Monday’s seminar was part of the Warrior-Scholar Project, an academic boot camp intended to help provide members of the armed forces or those recently discharged with the skills and confidence to transition to top-tier colleges.

This marks the fifth year that Harvard has been a host of the summertime program that is offered at 17 major universities nationwide. Participants are immersed in academic life through intensive courses that combine classroom instruction and readings.

The Warrior-Scholar Project launched at Yale University in 2012 as a one-week liberal arts program, but since 2015 some campuses have also offered a STEM (science, engineering, technology, math) week. Starting in 2017, Harvard’s liberal arts week has been followed by a STEM week at Massachusetts Institute of Technology.

Michael J. Klarman, the Kirkland & Ellis Professor at Harvard Law School, is now in his third year teaching a boot camp seminar. He said the experience has been rewarding.

“The Warrior/Scholars are engaged, well-prepared, intellectually curious, and full of interesting ideas and questions,” he said by email.

Sara Butler, a boot camp participant, also has noticed those qualities in the participants in this year’s program, which runs July 7–21. In discussion periods, “No one really steps aside” or sits quietly in back, observed Butler, who is transitioning out of the Air Force and seeking admission to a four-year college.


The irony is that you have physically some of the bravest people on the planet — they literally charge machine-gun nests. Yet they are intimidated by the transition to a campus setting.

Logan Leslie


During the seminar on the Declaration of Independence, the veterans had no shortage of ideas about the historic wartime document.

Tomas De Oliveira, who served eight years in the Marine Corps and is now a reservist, said he was struck by the almost personal tone of the 27 grievances listed against the British crown, and how the document seemed intended as an appeal to the American public.

“It strikes me as a break-up … a boyfriend or girlfriend just finally calling it quits,” he said.

Brian McCarron, a Coast Guard avionics electrical technician stationed on Cape Cod, said he hopes the boot camp will help him achieve his goal of earning a degree in aerospace engineering.

“For me it’s just soaking it all in, getting a step up on making sure the opportunity I have in the future when I go to college is the best opportunity I can have,” he said.

Logan Leslie [College ’16], Harvard director of the Warrior-Scholar Project in 2014‒15, said service members are often unaware of their educational opportunities, and can find even the idea of college daunting.
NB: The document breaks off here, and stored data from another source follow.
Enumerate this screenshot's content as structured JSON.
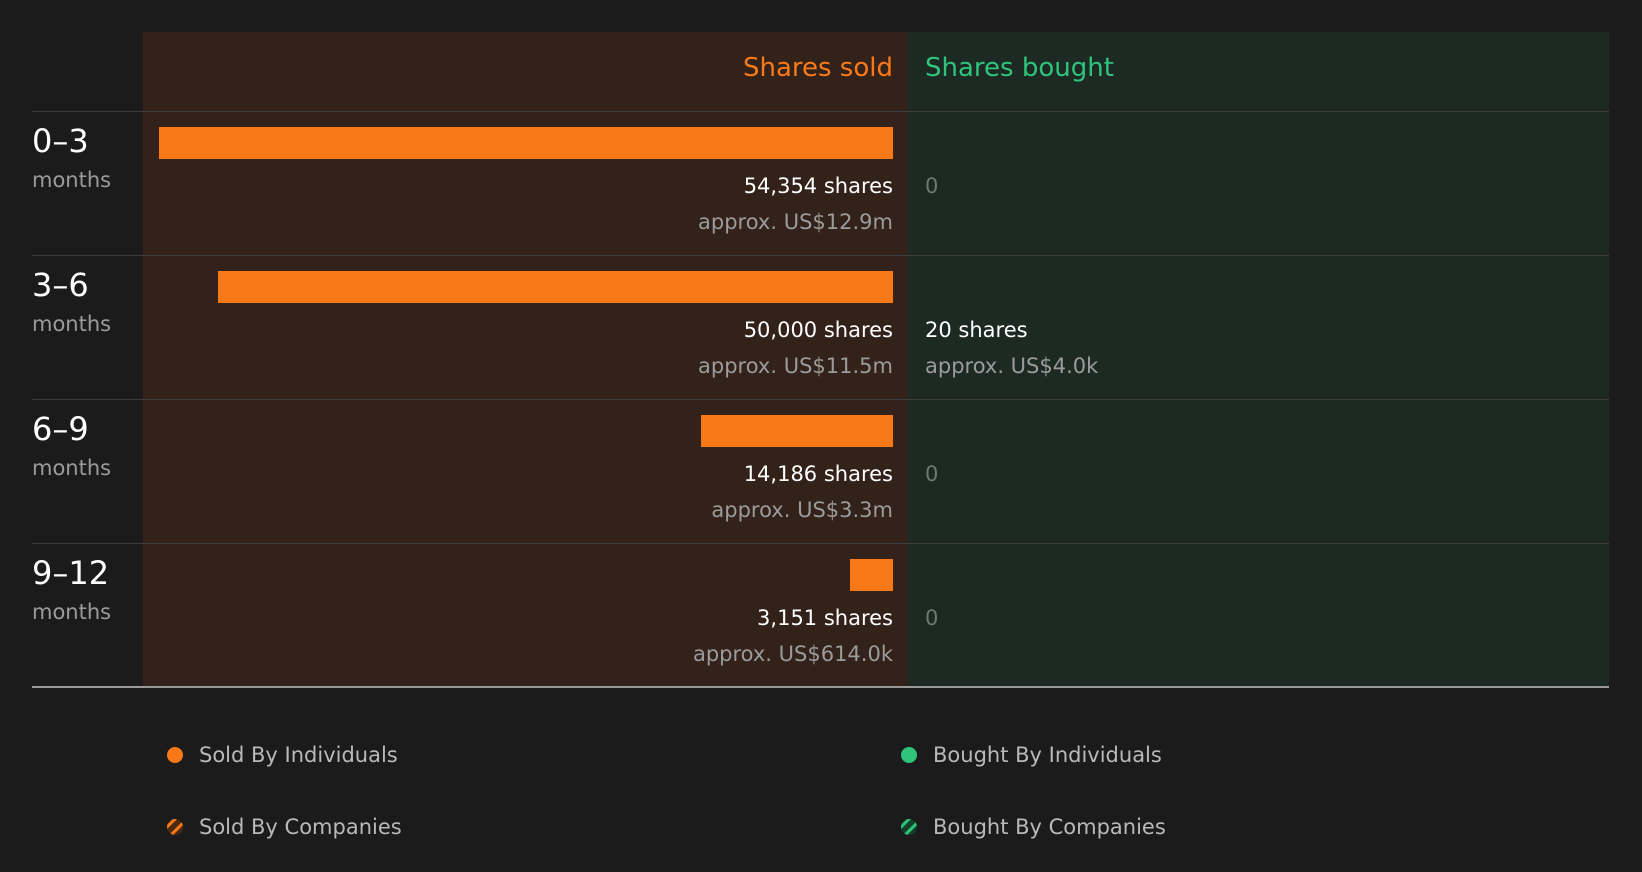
{
  "colors": {
    "sold": "#f97919",
    "bought": "#2fc47b"
  },
  "header": {
    "sold_label": "Shares sold",
    "bought_label": "Shares bought"
  },
  "chart_data": {
    "type": "bar",
    "categories": [
      "0–3",
      "3–6",
      "6–9",
      "9–12"
    ],
    "category_unit": "months",
    "series": [
      {
        "name": "Shares sold",
        "values": [
          54354,
          50000,
          14186,
          3151
        ]
      },
      {
        "name": "Shares bought",
        "values": [
          0,
          20,
          0,
          0
        ]
      }
    ]
  },
  "rows": [
    {
      "period": "0–3",
      "unit": "months",
      "sold_value": 54354,
      "sold_shares": "54,354 shares",
      "sold_approx": "approx. US$12.9m",
      "bought_value": 0,
      "bought_shares": "0",
      "bought_approx": ""
    },
    {
      "period": "3–6",
      "unit": "months",
      "sold_value": 50000,
      "sold_shares": "50,000 shares",
      "sold_approx": "approx. US$11.5m",
      "bought_value": 20,
      "bought_shares": "20 shares",
      "bought_approx": "approx. US$4.0k"
    },
    {
      "period": "6–9",
      "unit": "months",
      "sold_value": 14186,
      "sold_shares": "14,186 shares",
      "sold_approx": "approx. US$3.3m",
      "bought_value": 0,
      "bought_shares": "0",
      "bought_approx": ""
    },
    {
      "period": "9–12",
      "unit": "months",
      "sold_value": 3151,
      "sold_shares": "3,151 shares",
      "sold_approx": "approx. US$614.0k",
      "bought_value": 0,
      "bought_shares": "0",
      "bought_approx": ""
    }
  ],
  "legend": {
    "sold_individuals": "Sold By Individuals",
    "sold_companies": "Sold By Companies",
    "bought_individuals": "Bought By Individuals",
    "bought_companies": "Bought By Companies"
  }
}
“The irony is that you have physically some of the bravest people on the planet — they literally charge machine-gun nests. Yet they are intimidated by the transition to a campus setting,” said Leslie, who served eight years of active duty in the Army and is currently a National Guardsman while pursuing business and law degrees at Harvard.

“The biggest benefit of the Warrior-Scholar Project is that it shows them that there is really nothing to it, nothing to be intimated about,” he said.

Sidney T. Ellington, executive director of the project, said that veterans who attend college under the G.I. Bill tend to undersell their educational potential, noting that 40 percent of the $12 billion spent annually on G.I. benefits goes to for-profit colleges, many of which lack regional accreditation.

He said one aim of the project is to help participants “re-envision their options for college.” Another is to help them succeed when they do enroll.

In addition to seminars focusing on democracy and citizenship — three led by Harvard instructors — this year’s Harvard program includes study skills workshops, writing classes, assigned readings, and a tour of the Schlesinger Library on the History of Women in America at the Radcliffe Institute for Advanced Study.

Jane Kamensky, the Jonathan Trumbull Professor of American History and Carl and Lily Pforzheimer Foundation Director of the Schlesinger, is in her third year teaching a boot camp seminar. She said she participates in part because she supports the University’s ongoing effort to support the military on campus and include servicemen and -women in its “diverse fabric of students.”

Also inspiring her involvement is that enlisted soldiers often come from “backgrounds of minimal privilege,” said Kamensky. “I want them to come away with the feeling that they deserve citizenship on a campus like ours.”

At Monday’s seminar, Hansen told students his intent was not to reach any conclusions about the Declaration of Independence that day.

“My hope is just to get you hungry to come back tomorrow and come back on Wednesday, and Thursday, and Friday, and make a career of it,” he said. “Come back to college and enjoy it.”